Cannes classics a l’habitude de montrer des films restaurés. On y trouve cette année Soleil O de Med Hondo qui avait été sélectionné par la Semaine de la Critique en 1970, restauré par la Cineteca di Bologna sur un financement de The George Lucas Family Foundation et The Film Foundation’s World Cinema Project. La restauration numérique de Babatu, les trois conseils de Jean Rouch (en compétition en 1976) a elle été initiée par la Fondation Jean Rouch, Inoussa Ousseini, le Comité du film ethnographique et le CNC.

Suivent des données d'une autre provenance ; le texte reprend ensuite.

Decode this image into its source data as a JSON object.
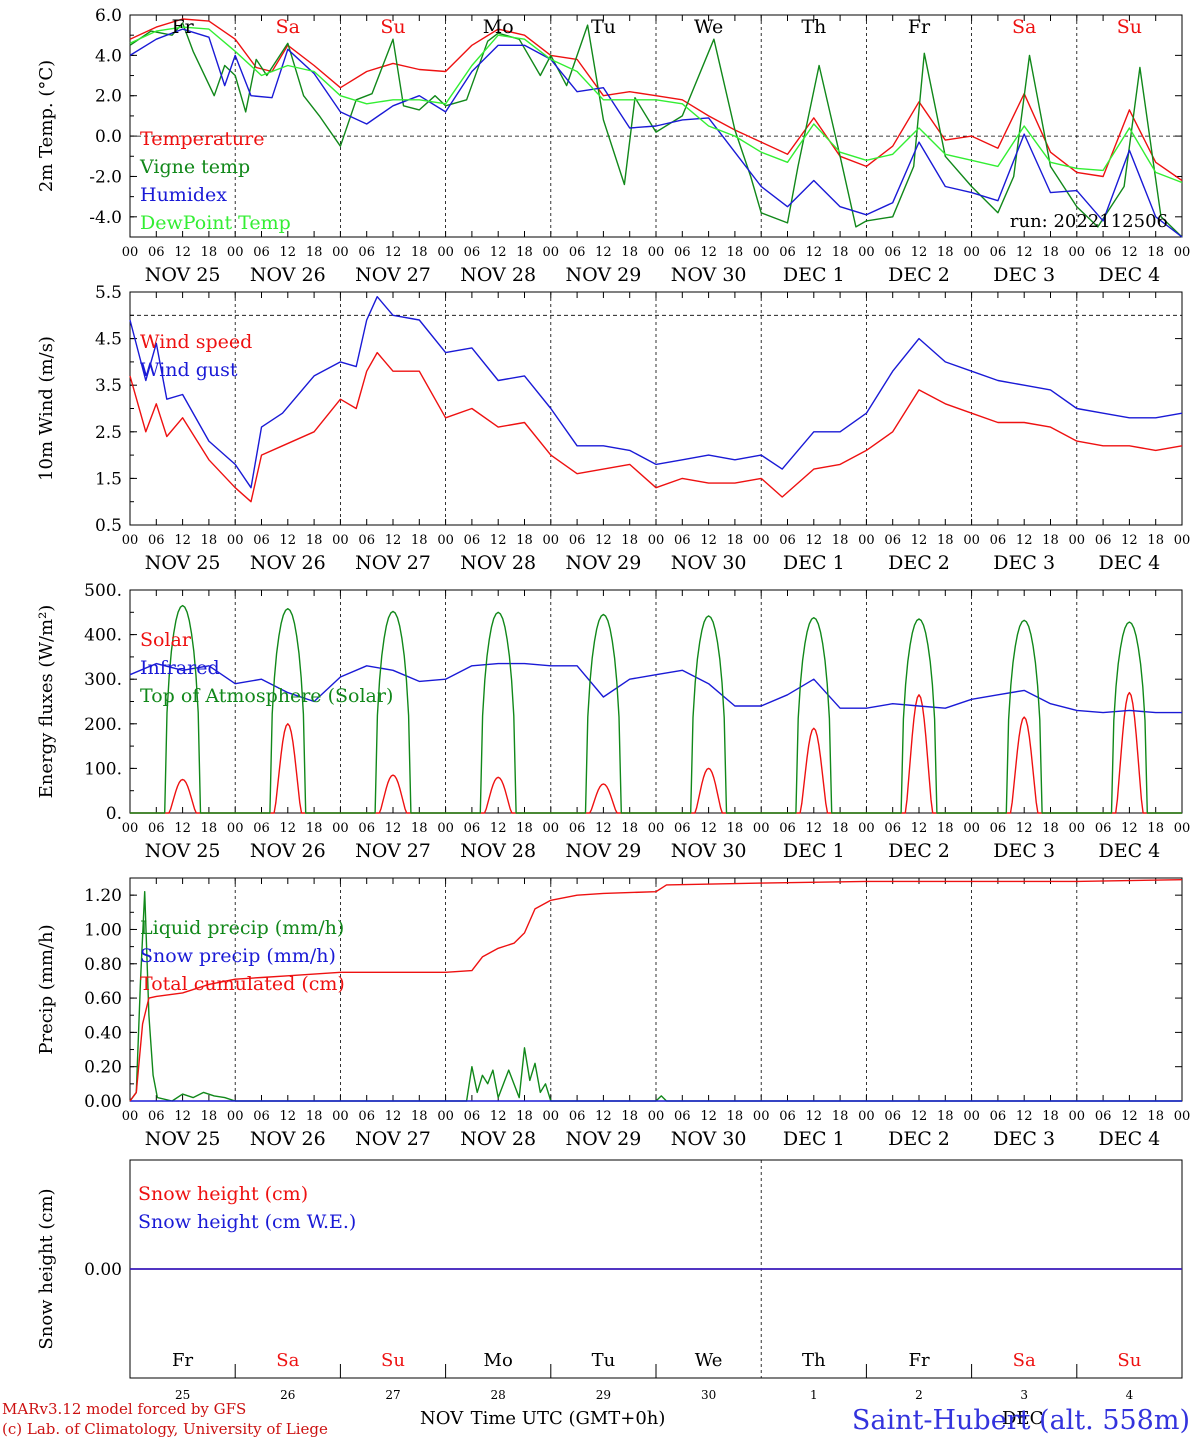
{
  "colors": {
    "red": "#ee1111",
    "green": "#11881a",
    "blue": "#1a1ad6",
    "lightgreen": "#33ee33",
    "purple": "#7a2a8a",
    "axis": "#000000",
    "footer_left": "#cc1111",
    "footer_right": "#3333dd"
  },
  "day_labels": [
    "NOV 25",
    "NOV 26",
    "NOV 27",
    "NOV 28",
    "NOV 29",
    "NOV 30",
    "DEC  1",
    "DEC  2",
    "DEC  3",
    "DEC  4"
  ],
  "hour_ticks": [
    "00",
    "06",
    "12",
    "18"
  ],
  "end_tick": "00",
  "weekdays": [
    {
      "name": "Fr",
      "color": "black"
    },
    {
      "name": "Sa",
      "color": "red"
    },
    {
      "name": "Su",
      "color": "red"
    },
    {
      "name": "Mo",
      "color": "black"
    },
    {
      "name": "Tu",
      "color": "black"
    },
    {
      "name": "We",
      "color": "black"
    },
    {
      "name": "Th",
      "color": "black"
    },
    {
      "name": "Fr",
      "color": "black"
    },
    {
      "name": "Sa",
      "color": "red"
    },
    {
      "name": "Su",
      "color": "red"
    }
  ],
  "day_numbers": [
    "25",
    "26",
    "27",
    "28",
    "29",
    "30",
    "1",
    "2",
    "3",
    "4"
  ],
  "footer": {
    "model_line": "MARv3.12 model forced by GFS",
    "copyright_line": "(c) Lab. of Climatology, University of Liege",
    "nov_label": "NOV",
    "dec_label": "DEC",
    "time_axis_label": "Time UTC (GMT+0h)",
    "station": "Saint-Hubert (alt. 558m)"
  },
  "chart_data": [
    {
      "type": "line",
      "ylabel": "2m Temp. (°C)",
      "ylim": [
        -5.0,
        6.0
      ],
      "yticks": [
        "6.0",
        "4.0",
        "2.0",
        "0.0",
        "-2.0",
        "-4.0"
      ],
      "run_label": "run: 2022112506",
      "x_unit": "days since 2022-11-25 00 UTC",
      "series": [
        {
          "name": "Temperature",
          "color": "red",
          "x": [
            0,
            0.25,
            0.5,
            0.75,
            1.0,
            1.2,
            1.35,
            1.5,
            1.75,
            2.0,
            2.25,
            2.5,
            2.75,
            3.0,
            3.25,
            3.5,
            3.75,
            4.0,
            4.25,
            4.5,
            4.75,
            5.0,
            5.25,
            5.5,
            5.75,
            6.0,
            6.25,
            6.5,
            6.75,
            7.0,
            7.25,
            7.5,
            7.75,
            8.0,
            8.25,
            8.5,
            8.75,
            9.0,
            9.25,
            9.5,
            9.75,
            10.0
          ],
          "y": [
            4.8,
            5.4,
            5.8,
            5.7,
            4.8,
            3.4,
            3.2,
            4.5,
            3.5,
            2.4,
            3.2,
            3.6,
            3.3,
            3.2,
            4.5,
            5.3,
            5.0,
            4.0,
            3.8,
            2.0,
            2.2,
            2.0,
            1.8,
            1.0,
            0.3,
            -0.3,
            -0.9,
            0.9,
            -1.0,
            -1.5,
            -0.5,
            1.7,
            -0.2,
            0.0,
            -0.6,
            2.1,
            -0.8,
            -1.8,
            -2.0,
            1.3,
            -1.3,
            -2.2
          ]
        },
        {
          "name": "Vigne temp",
          "color": "green",
          "x": [
            0,
            0.2,
            0.4,
            0.5,
            0.6,
            0.8,
            0.9,
            1.0,
            1.1,
            1.2,
            1.3,
            1.5,
            1.65,
            1.8,
            2.0,
            2.15,
            2.3,
            2.5,
            2.6,
            2.75,
            2.9,
            3.0,
            3.2,
            3.4,
            3.5,
            3.7,
            3.9,
            4.0,
            4.15,
            4.35,
            4.5,
            4.7,
            4.8,
            5.0,
            5.25,
            5.55,
            5.75,
            5.9,
            6.0,
            6.25,
            6.35,
            6.55,
            6.75,
            6.9,
            7.0,
            7.25,
            7.45,
            7.55,
            7.75,
            8.0,
            8.25,
            8.4,
            8.55,
            8.75,
            9.0,
            9.2,
            9.45,
            9.6,
            9.8,
            10.0
          ],
          "y": [
            4.5,
            5.2,
            5.0,
            5.6,
            4.2,
            2.0,
            3.5,
            3.0,
            1.2,
            3.8,
            3.0,
            4.6,
            2.0,
            1.0,
            -0.5,
            1.8,
            2.1,
            4.8,
            1.5,
            1.3,
            2.0,
            1.5,
            1.8,
            4.7,
            5.1,
            4.8,
            3.0,
            4.0,
            2.5,
            5.5,
            0.8,
            -2.4,
            1.9,
            0.2,
            1.0,
            4.8,
            0.3,
            -2.0,
            -3.8,
            -4.3,
            -1.5,
            3.5,
            -1.0,
            -4.5,
            -4.2,
            -4.0,
            -1.5,
            4.1,
            -1.0,
            -2.5,
            -3.8,
            -2.0,
            4.0,
            -1.5,
            -3.5,
            -4.5,
            -2.5,
            3.4,
            -4.0,
            -5.3
          ]
        },
        {
          "name": "Humidex",
          "color": "blue",
          "x": [
            0,
            0.25,
            0.5,
            0.75,
            0.9,
            1.0,
            1.15,
            1.35,
            1.5,
            1.75,
            2.0,
            2.25,
            2.5,
            2.75,
            3.0,
            3.25,
            3.5,
            3.75,
            4.0,
            4.25,
            4.5,
            4.75,
            5.0,
            5.25,
            5.5,
            5.75,
            6.0,
            6.25,
            6.5,
            6.75,
            7.0,
            7.25,
            7.5,
            7.75,
            8.0,
            8.25,
            8.5,
            8.75,
            9.0,
            9.25,
            9.5,
            9.75,
            10.0
          ],
          "y": [
            4.0,
            4.8,
            5.3,
            4.9,
            2.5,
            4.0,
            2.0,
            1.9,
            4.3,
            3.1,
            1.2,
            0.6,
            1.5,
            2.0,
            1.2,
            3.2,
            4.5,
            4.5,
            3.8,
            2.2,
            2.4,
            0.4,
            0.5,
            0.8,
            0.9,
            -0.8,
            -2.5,
            -3.5,
            -2.2,
            -3.5,
            -3.9,
            -3.3,
            -0.3,
            -2.5,
            -2.8,
            -3.2,
            0.1,
            -2.8,
            -2.7,
            -4.2,
            -0.7,
            -4.0,
            -5.1
          ]
        },
        {
          "name": "DewPoint Temp",
          "color": "lightgreen",
          "x": [
            0,
            0.25,
            0.5,
            0.75,
            1.0,
            1.25,
            1.5,
            1.75,
            2.0,
            2.25,
            2.5,
            2.75,
            3.0,
            3.25,
            3.5,
            3.75,
            4.0,
            4.25,
            4.5,
            4.75,
            5.0,
            5.25,
            5.5,
            5.75,
            6.0,
            6.25,
            6.5,
            6.75,
            7.0,
            7.25,
            7.5,
            7.75,
            8.0,
            8.25,
            8.5,
            8.75,
            9.0,
            9.25,
            9.5,
            9.75,
            10.0
          ],
          "y": [
            4.6,
            5.2,
            5.4,
            5.3,
            4.2,
            3.0,
            3.5,
            3.2,
            2.0,
            1.6,
            1.8,
            1.8,
            1.6,
            3.5,
            5.0,
            4.8,
            3.8,
            3.2,
            1.8,
            1.8,
            1.8,
            1.6,
            0.5,
            0.0,
            -0.8,
            -1.3,
            0.6,
            -0.8,
            -1.2,
            -0.9,
            0.4,
            -0.9,
            -1.2,
            -1.5,
            0.5,
            -1.3,
            -1.6,
            -1.7,
            0.4,
            -1.8,
            -2.3
          ]
        }
      ]
    },
    {
      "type": "line",
      "ylabel": "10m Wind (m/s)",
      "ylim": [
        0.5,
        5.5
      ],
      "yticks": [
        "5.5",
        "4.5",
        "3.5",
        "2.5",
        "1.5",
        "0.5"
      ],
      "x_unit": "days since 2022-11-25 00 UTC",
      "series": [
        {
          "name": "Wind speed",
          "color": "red",
          "x": [
            0,
            0.15,
            0.25,
            0.35,
            0.5,
            0.75,
            1.0,
            1.15,
            1.25,
            1.45,
            1.75,
            2.0,
            2.15,
            2.25,
            2.35,
            2.5,
            2.75,
            3.0,
            3.25,
            3.5,
            3.75,
            4.0,
            4.25,
            4.5,
            4.75,
            5.0,
            5.25,
            5.5,
            5.75,
            6.0,
            6.2,
            6.5,
            6.75,
            7.0,
            7.25,
            7.5,
            7.75,
            8.0,
            8.25,
            8.5,
            8.75,
            9.0,
            9.25,
            9.5,
            9.75,
            10.0
          ],
          "y": [
            3.7,
            2.5,
            3.1,
            2.4,
            2.8,
            1.9,
            1.3,
            1.0,
            2.0,
            2.2,
            2.5,
            3.2,
            3.0,
            3.8,
            4.2,
            3.8,
            3.8,
            2.8,
            3.0,
            2.6,
            2.7,
            2.0,
            1.6,
            1.7,
            1.8,
            1.3,
            1.5,
            1.4,
            1.4,
            1.5,
            1.1,
            1.7,
            1.8,
            2.1,
            2.5,
            3.4,
            3.1,
            2.9,
            2.7,
            2.7,
            2.6,
            2.3,
            2.2,
            2.2,
            2.1,
            2.2
          ]
        },
        {
          "name": "Wind gust",
          "color": "blue",
          "x": [
            0,
            0.15,
            0.25,
            0.35,
            0.5,
            0.75,
            1.0,
            1.15,
            1.25,
            1.45,
            1.75,
            2.0,
            2.15,
            2.25,
            2.35,
            2.5,
            2.75,
            3.0,
            3.25,
            3.5,
            3.75,
            4.0,
            4.25,
            4.5,
            4.75,
            5.0,
            5.25,
            5.5,
            5.75,
            6.0,
            6.2,
            6.5,
            6.75,
            7.0,
            7.25,
            7.5,
            7.75,
            8.0,
            8.25,
            8.5,
            8.75,
            9.0,
            9.25,
            9.5,
            9.75,
            10.0
          ],
          "y": [
            4.9,
            3.6,
            4.4,
            3.2,
            3.3,
            2.3,
            1.8,
            1.3,
            2.6,
            2.9,
            3.7,
            4.0,
            3.9,
            4.9,
            5.4,
            5.0,
            4.9,
            4.2,
            4.3,
            3.6,
            3.7,
            3.0,
            2.2,
            2.2,
            2.1,
            1.8,
            1.9,
            2.0,
            1.9,
            2.0,
            1.7,
            2.5,
            2.5,
            2.9,
            3.8,
            4.5,
            4.0,
            3.8,
            3.6,
            3.5,
            3.4,
            3.0,
            2.9,
            2.8,
            2.8,
            2.9
          ]
        }
      ]
    },
    {
      "type": "line",
      "ylabel": "Energy fluxes (W/m²)",
      "ylim": [
        0,
        500
      ],
      "yticks": [
        "500.",
        "400.",
        "300.",
        "200.",
        "100.",
        "0."
      ],
      "x_unit": "days since 2022-11-25 00 UTC",
      "daily_peak_hour": 12,
      "series": [
        {
          "name": "Solar",
          "color": "red",
          "type": "daily_peaks",
          "peaks": [
            75,
            200,
            85,
            80,
            65,
            100,
            190,
            265,
            215,
            270
          ]
        },
        {
          "name": "Infrared",
          "color": "blue",
          "x": [
            0,
            0.25,
            0.5,
            0.75,
            1.0,
            1.25,
            1.5,
            1.75,
            2.0,
            2.25,
            2.5,
            2.75,
            3.0,
            3.25,
            3.5,
            3.75,
            4.0,
            4.25,
            4.5,
            4.75,
            5.0,
            5.25,
            5.5,
            5.75,
            6.0,
            6.25,
            6.5,
            6.75,
            7.0,
            7.25,
            7.5,
            7.75,
            8.0,
            8.25,
            8.5,
            8.75,
            9.0,
            9.25,
            9.5,
            9.75,
            10.0
          ],
          "y": [
            310,
            335,
            320,
            330,
            290,
            300,
            270,
            250,
            305,
            330,
            320,
            295,
            300,
            330,
            335,
            335,
            330,
            330,
            260,
            300,
            310,
            320,
            290,
            240,
            240,
            265,
            300,
            235,
            235,
            245,
            240,
            235,
            255,
            265,
            275,
            245,
            230,
            225,
            230,
            225,
            225
          ]
        },
        {
          "name": "Top of Atmosphere (Solar)",
          "color": "green",
          "type": "daily_peaks",
          "peaks": [
            465,
            458,
            452,
            450,
            445,
            442,
            438,
            435,
            432,
            428
          ]
        }
      ]
    },
    {
      "type": "line",
      "ylabel": "Precip (mm/h)",
      "ylim": [
        0,
        1.3
      ],
      "yticks": [
        "1.20",
        "1.00",
        "0.80",
        "0.60",
        "0.40",
        "0.20",
        "0.00"
      ],
      "x_unit": "days since 2022-11-25 00 UTC",
      "series": [
        {
          "name": "Liquid precip (mm/h)",
          "color": "green",
          "x": [
            0,
            0.06,
            0.1,
            0.14,
            0.18,
            0.22,
            0.26,
            0.4,
            0.5,
            0.6,
            0.7,
            0.8,
            0.9,
            1.0,
            3.2,
            3.25,
            3.3,
            3.35,
            3.4,
            3.45,
            3.5,
            3.55,
            3.6,
            3.7,
            3.75,
            3.8,
            3.85,
            3.9,
            3.95,
            4.0,
            5.0,
            5.05,
            5.1,
            10.0
          ],
          "y": [
            0,
            0.05,
            0.7,
            1.22,
            0.5,
            0.15,
            0.02,
            0.0,
            0.04,
            0.02,
            0.05,
            0.03,
            0.02,
            0.0,
            0.0,
            0.2,
            0.05,
            0.15,
            0.1,
            0.18,
            0.02,
            0.1,
            0.18,
            0.02,
            0.31,
            0.12,
            0.22,
            0.05,
            0.1,
            0.0,
            0.0,
            0.03,
            0.0,
            0.0
          ]
        },
        {
          "name": "Snow precip (mm/h)",
          "color": "blue",
          "x": [
            0,
            10
          ],
          "y": [
            0,
            0
          ]
        },
        {
          "name": "Total cumulated (cm)",
          "color": "red",
          "x": [
            0,
            0.06,
            0.12,
            0.18,
            0.25,
            0.5,
            0.75,
            1.0,
            1.25,
            1.5,
            1.75,
            2.0,
            2.5,
            3.0,
            3.25,
            3.35,
            3.5,
            3.65,
            3.75,
            3.85,
            4.0,
            4.25,
            4.5,
            5.0,
            5.1,
            6.0,
            7.0,
            8.0,
            9.0,
            10.0
          ],
          "y": [
            0,
            0.05,
            0.45,
            0.6,
            0.61,
            0.63,
            0.68,
            0.71,
            0.72,
            0.73,
            0.74,
            0.75,
            0.75,
            0.75,
            0.76,
            0.84,
            0.89,
            0.92,
            0.98,
            1.12,
            1.17,
            1.2,
            1.21,
            1.22,
            1.26,
            1.27,
            1.28,
            1.28,
            1.28,
            1.29
          ]
        }
      ]
    },
    {
      "type": "line",
      "ylabel": "Snow height (cm)",
      "ylim": [
        -1,
        1
      ],
      "yticks": [
        "0.00"
      ],
      "x_unit": "days since 2022-11-25 00 UTC",
      "series": [
        {
          "name": "Snow height (cm)",
          "color": "red",
          "x": [
            0,
            10
          ],
          "y": [
            0,
            0
          ]
        },
        {
          "name": "Snow height (cm W.E.)",
          "color": "blue",
          "x": [
            0,
            10
          ],
          "y": [
            0,
            0
          ]
        }
      ]
    }
  ]
}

Autre événement du festival de Cannes, la sélection Cannes Ecrans Junior qui cette année montre Ali, la chèvre et Ibrahim, une comédie de l’Egyptien Sherif El Bendary qui sort le 7 juin sur les écrans français. Ali, qui voue un amour inconditionnel à Nada, sa chèvre, rencontre Ibrahim, un ingénieur du son qui souffre d’acouphènes. Les deux compères entreprennent un voyage thérapeutique qui les conduira d’Alexandrie au Sinaï et qui bouleversera leur vie. Cannes Ecrans Junior montre aussi le remarquable Wallay du Suisse vivant au Burkina Faso Berni Goldblat, découvert au Fespaco, qui lui aussi est loin d’être un film seulement destiné aux enfants mais qui met en scène un ado parisien renvoyé au pays par son père mécontent de son comportement pour que son oncle le remette dans le droit chemin (cf. article n°14012).